Identifying Infectious Contamination of Military Uniform in a Hospital Setting
Name: Gordon West
Organization: The Geneva Foundation
Performance Site: Tripler Army Medical Center
Year Published: 2016
Background: Annually, approximately 2 million nosocomial infections occur with approximately 90,000 patients dying as a result of these infections. Nurses may unintentionally carry bacteria on their attire. The Army uniform may play a role in nosocomial infections as the sleeves hamper adequate hand hygiene and the Velcro may stick to isolation gowns increasing the potential for self-contamination during removal. Finally, the frequency of laundering and methods used may be inadequate to adequately clean the uniform.
Research Question(s) or hypothesis (es):
- Compare the degree of bacterial contamination of the military uniform to surgical scrubs in nurses working in an inpatient setting.
- Compare the degree of bacterial contamination of the military uniform to surgical scrubs in nurses working in an outpatient setting.
- Describe the laundering practices of nurses who wear a military uniform to work.
- Describe and compare the hand hygiene practices of nurses who wear a military uniform to those who wear surgical scrubs.

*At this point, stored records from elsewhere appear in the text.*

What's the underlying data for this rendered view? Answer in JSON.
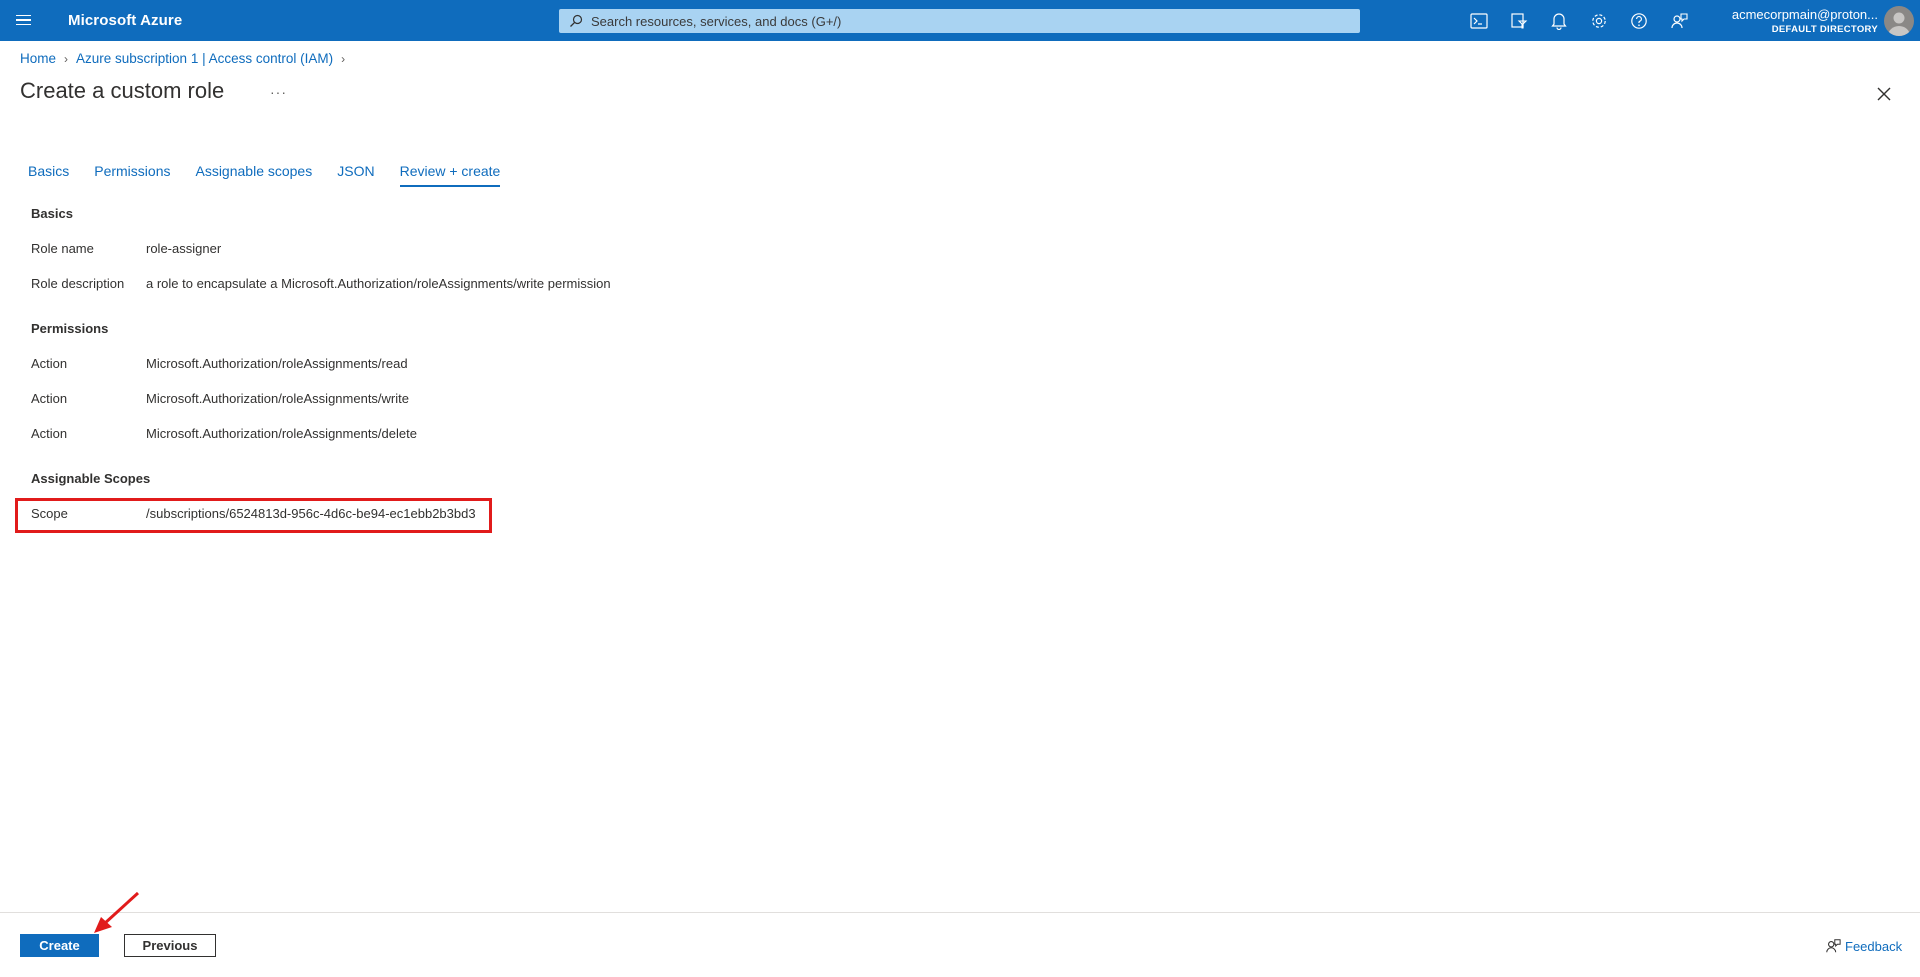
{
  "topbar": {
    "brand": "Microsoft Azure",
    "search_placeholder": "Search resources, services, and docs (G+/)",
    "icons": [
      "cloud-shell-icon",
      "directory-filter-icon",
      "bell-icon",
      "gear-icon",
      "help-icon",
      "feedback-icon"
    ],
    "account_email": "acmecorpmain@proton...",
    "account_directory": "DEFAULT DIRECTORY"
  },
  "breadcrumb": {
    "items": [
      "Home",
      "Azure subscription 1 | Access control (IAM)"
    ]
  },
  "page": {
    "title": "Create a custom role",
    "more": "···"
  },
  "tabs": [
    {
      "label": "Basics",
      "active": false
    },
    {
      "label": "Permissions",
      "active": false
    },
    {
      "label": "Assignable scopes",
      "active": false
    },
    {
      "label": "JSON",
      "active": false
    },
    {
      "label": "Review + create",
      "active": true
    }
  ],
  "review": {
    "basics": {
      "heading": "Basics",
      "rows": [
        {
          "label": "Role name",
          "value": "role-assigner"
        },
        {
          "label": "Role description",
          "value": "a role to encapsulate a Microsoft.Authorization/roleAssignments/write permission"
        }
      ]
    },
    "permissions": {
      "heading": "Permissions",
      "rows": [
        {
          "label": "Action",
          "value": "Microsoft.Authorization/roleAssignments/read"
        },
        {
          "label": "Action",
          "value": "Microsoft.Authorization/roleAssignments/write"
        },
        {
          "label": "Action",
          "value": "Microsoft.Authorization/roleAssignments/delete"
        }
      ]
    },
    "scopes": {
      "heading": "Assignable Scopes",
      "rows": [
        {
          "label": "Scope",
          "value": "/subscriptions/6524813d-956c-4d6c-be94-ec1ebb2b3bd3"
        }
      ]
    }
  },
  "footer": {
    "create_label": "Create",
    "previous_label": "Previous",
    "feedback_label": "Feedback"
  },
  "colors": {
    "brand": "#0f6cbd",
    "highlight": "#e11b1b"
  }
}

Design: Cross over, randomized experimental method.
Sample: Military nurses providing direct patient care within Tripler Army Medical Center.
Method: A Wilcoxon rank-sum test will be used to assess differences in colony counts. Repeated measures conditional logistic regression analysis will be used to assess whether percent of positive MRSA/ VRE cultures differs between military uniforms and surgical scrubs. Descriptive statistics will summarize hand washing and laundering habits. A significance level of p < 0.05 will be used for all analyses.
This research will quantify the bacterial contamination of the military uniform compared to surgical scrubs. Nosocomial infections are militarily relevant as bacteria common within Iraq and Afghanistan have been identified in both patients returning from theater and in patients with no exposure to these countries. This highlights the role of cross-contamination related to nosocomial infections unique to military healthcare.